Infobesity

My site was down a little yesterday.  It is rare, so I am not too worried.  I was trying to post a bit of fluff about the similarity between our modern diets and the rise of obesity, and the glut of information and the rise of the internet.  I do not believe that the internet is necessarily a bad thing:  there are indications that our googlosity is turning us into better readers.

Nevertheless, I have for a long suspected that there has been a change in way many of us process information.  A hundred years ago a dearth of information in our environment forced us to be observant and extrapolate from the data we have available.  Nowadays we have too much (?) information and need to filter out what is extraneous.  These are very different skills.

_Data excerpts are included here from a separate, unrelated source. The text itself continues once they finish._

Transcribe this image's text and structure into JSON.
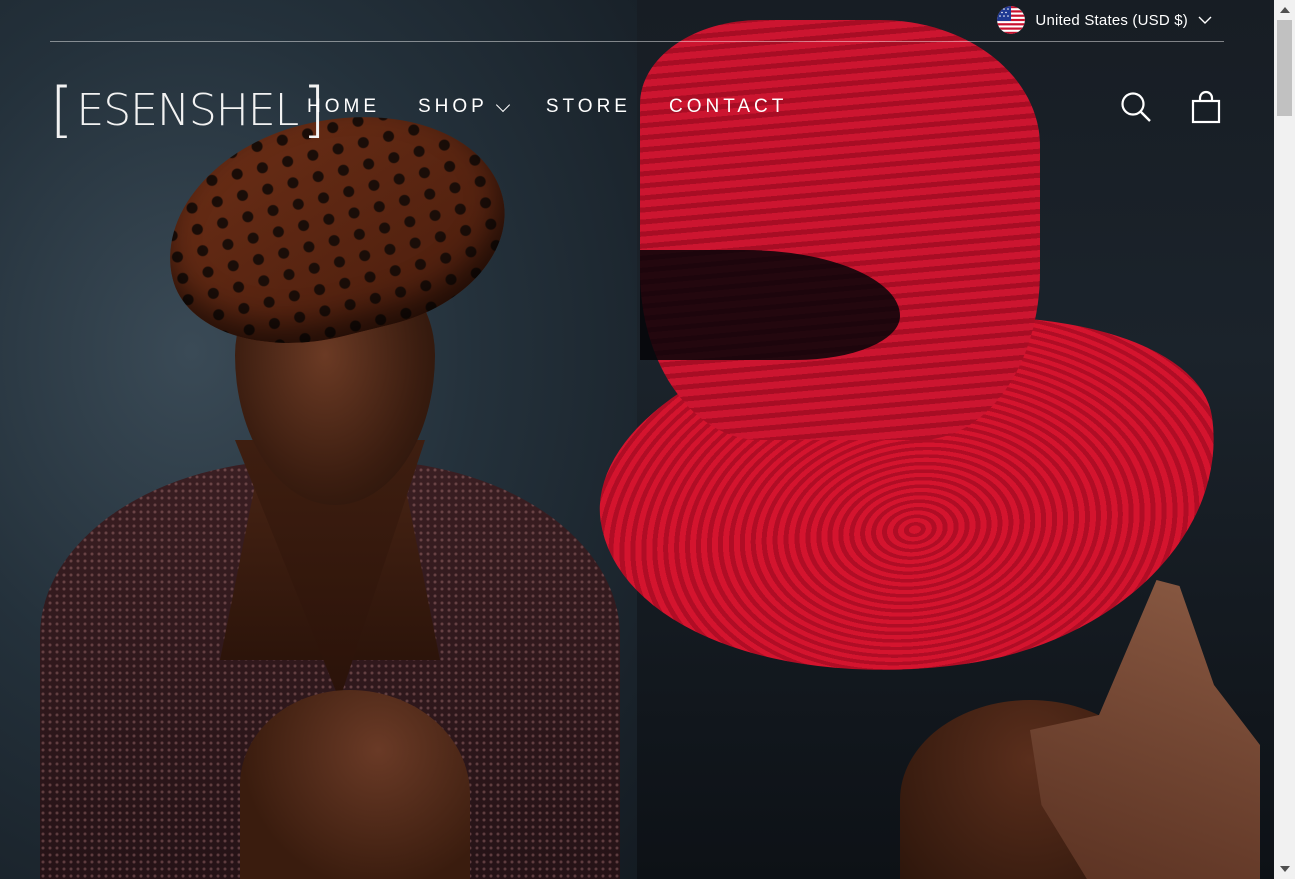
{
  "header": {
    "currency_label": "United States (USD $)",
    "logo_text": "ESENSHEL",
    "nav": [
      {
        "label": "HOME"
      },
      {
        "label": "SHOP"
      },
      {
        "label": "STORE"
      },
      {
        "label": "CONTACT"
      }
    ],
    "icons": {
      "flag": "us-flag-icon",
      "currency_dropdown": "chevron-down-icon",
      "search": "search-icon",
      "cart": "cart-bag-icon"
    }
  },
  "hero": {
    "left_image": "woman-in-leopard-print-hat-and-sparkle-coat",
    "right_image": "red-straw-hat-with-hand"
  },
  "colors": {
    "header_text": "#ffffff",
    "hat_red": "#cc1530",
    "background_dark": "#1c2630"
  }
}
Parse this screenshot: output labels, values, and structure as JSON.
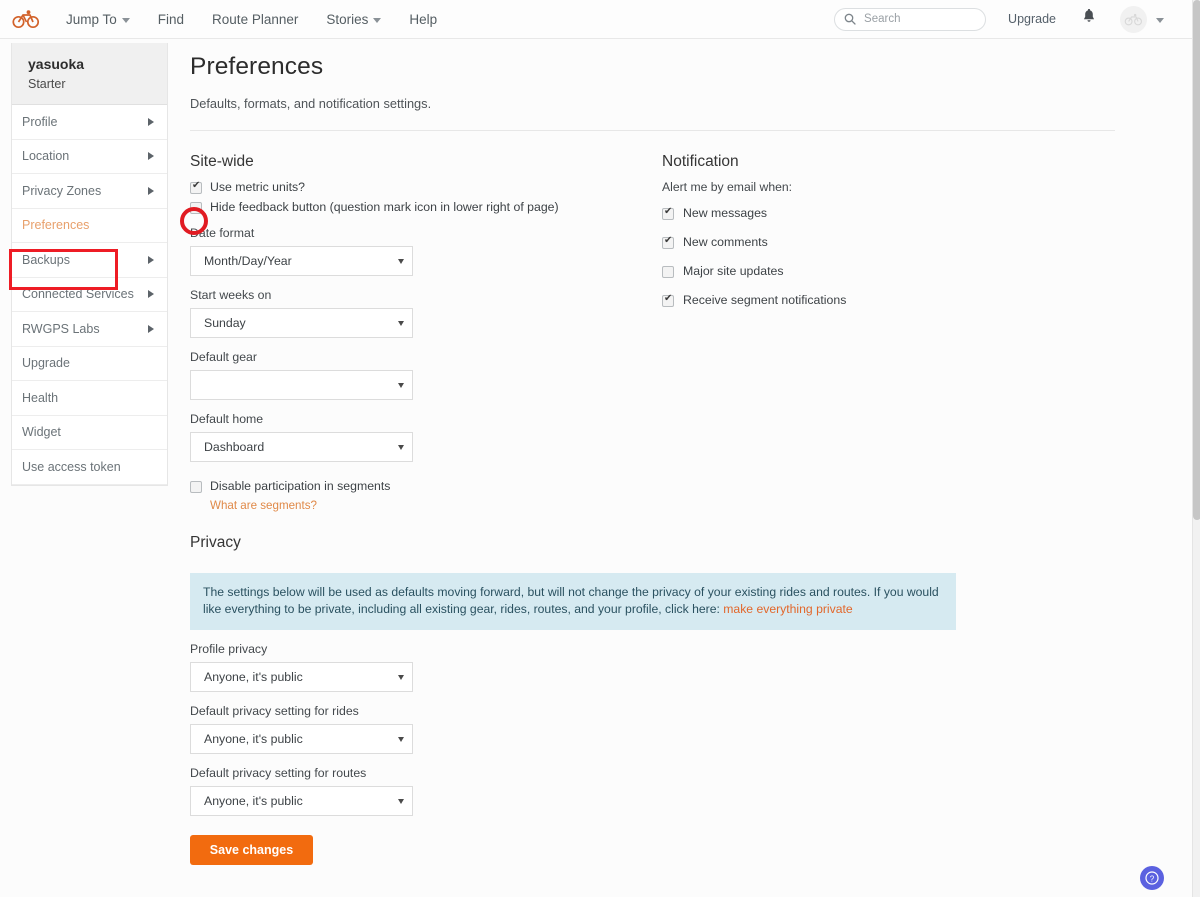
{
  "navbar": {
    "logo_icon": "bicycle-logo-icon",
    "links": [
      {
        "label": "Jump To",
        "has_caret": true
      },
      {
        "label": "Find",
        "has_caret": false
      },
      {
        "label": "Route Planner",
        "has_caret": false
      },
      {
        "label": "Stories",
        "has_caret": true
      },
      {
        "label": "Help",
        "has_caret": false
      }
    ],
    "search": {
      "placeholder": "Search",
      "value": "",
      "icon": "search-icon"
    },
    "upgrade_label": "Upgrade",
    "bell_icon": "notification-bell-icon",
    "avatar_icon": "user-avatar-bicycle-icon"
  },
  "sidebar": {
    "username": "yasuoka",
    "plan": "Starter",
    "items": [
      {
        "label": "Profile",
        "chevron": true,
        "active": false
      },
      {
        "label": "Location",
        "chevron": true,
        "active": false
      },
      {
        "label": "Privacy Zones",
        "chevron": true,
        "active": false
      },
      {
        "label": "Preferences",
        "chevron": false,
        "active": true
      },
      {
        "label": "Backups",
        "chevron": true,
        "active": false
      },
      {
        "label": "Connected Services",
        "chevron": true,
        "active": false
      },
      {
        "label": "RWGPS Labs",
        "chevron": true,
        "active": false
      },
      {
        "label": "Upgrade",
        "chevron": false,
        "active": false
      },
      {
        "label": "Health",
        "chevron": false,
        "active": false
      },
      {
        "label": "Widget",
        "chevron": false,
        "active": false
      },
      {
        "label": "Use access token",
        "chevron": false,
        "active": false
      }
    ]
  },
  "main": {
    "title": "Preferences",
    "subtitle": "Defaults, formats, and notification settings.",
    "sitewide": {
      "heading": "Site-wide",
      "checkboxes": [
        {
          "label": "Use metric units?",
          "checked": true
        },
        {
          "label": "Hide feedback button (question mark icon in lower right of page)",
          "checked": false
        }
      ],
      "fields": [
        {
          "label": "Date format",
          "value": "Month/Day/Year"
        },
        {
          "label": "Start weeks on",
          "value": "Sunday"
        },
        {
          "label": "Default gear",
          "value": ""
        },
        {
          "label": "Default home",
          "value": "Dashboard"
        }
      ],
      "segments": {
        "checkbox_label": "Disable participation in segments",
        "checked": false,
        "link_label": "What are segments?"
      }
    },
    "privacy": {
      "heading": "Privacy",
      "notice_text": "The settings below will be used as defaults moving forward, but will not change the privacy of your existing rides and routes. If you would like everything to be private, including all existing gear, rides, routes, and your profile, click here: ",
      "notice_link": "make everything private",
      "fields": [
        {
          "label": "Profile privacy",
          "value": "Anyone, it's public"
        },
        {
          "label": "Default privacy setting for rides",
          "value": "Anyone, it's public"
        },
        {
          "label": "Default privacy setting for routes",
          "value": "Anyone, it's public"
        }
      ],
      "save_label": "Save changes"
    },
    "notification": {
      "heading": "Notification",
      "subtitle": "Alert me by email when:",
      "checkboxes": [
        {
          "label": "New messages",
          "checked": true
        },
        {
          "label": "New comments",
          "checked": true
        },
        {
          "label": "Major site updates",
          "checked": false
        },
        {
          "label": "Receive segment notifications",
          "checked": true
        }
      ]
    }
  },
  "help_fab": {
    "icon": "question-mark-circle-icon"
  },
  "annotations": {
    "highlight_box_target": "Preferences",
    "highlight_circle_target": "Use metric units? checkbox",
    "color": "#ee1c25"
  },
  "colors": {
    "brand_orange": "#f26b0f",
    "link_orange": "#e08948",
    "notice_bg": "#d6eaf1",
    "help_purple": "#5b61e0"
  }
}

But I’m not sure that this is a bad thing.  Of course we would like to develop both skills.  Consider, for example, the difference between books and movies.  The act of reading is a cooperation between the reader and writer.  The former has to engage to fully enjoy a book.  Modern movies contains a lot of details — too much for most people to appreciate.  The viewer is passive, and the director controls the product.  This is certainly not true for all books and movies, but I think it holds in most cases.  Another example may be the comparison between crossword puzzles and games like Tetris.

The danger is not the presence of too much information, but the absence of situations where we cannot escape the flood of data.

2 Responses to Infobesity

  1. Could it possibly be that you actually meant “the absence of situations where we CAN escape the flood of data”?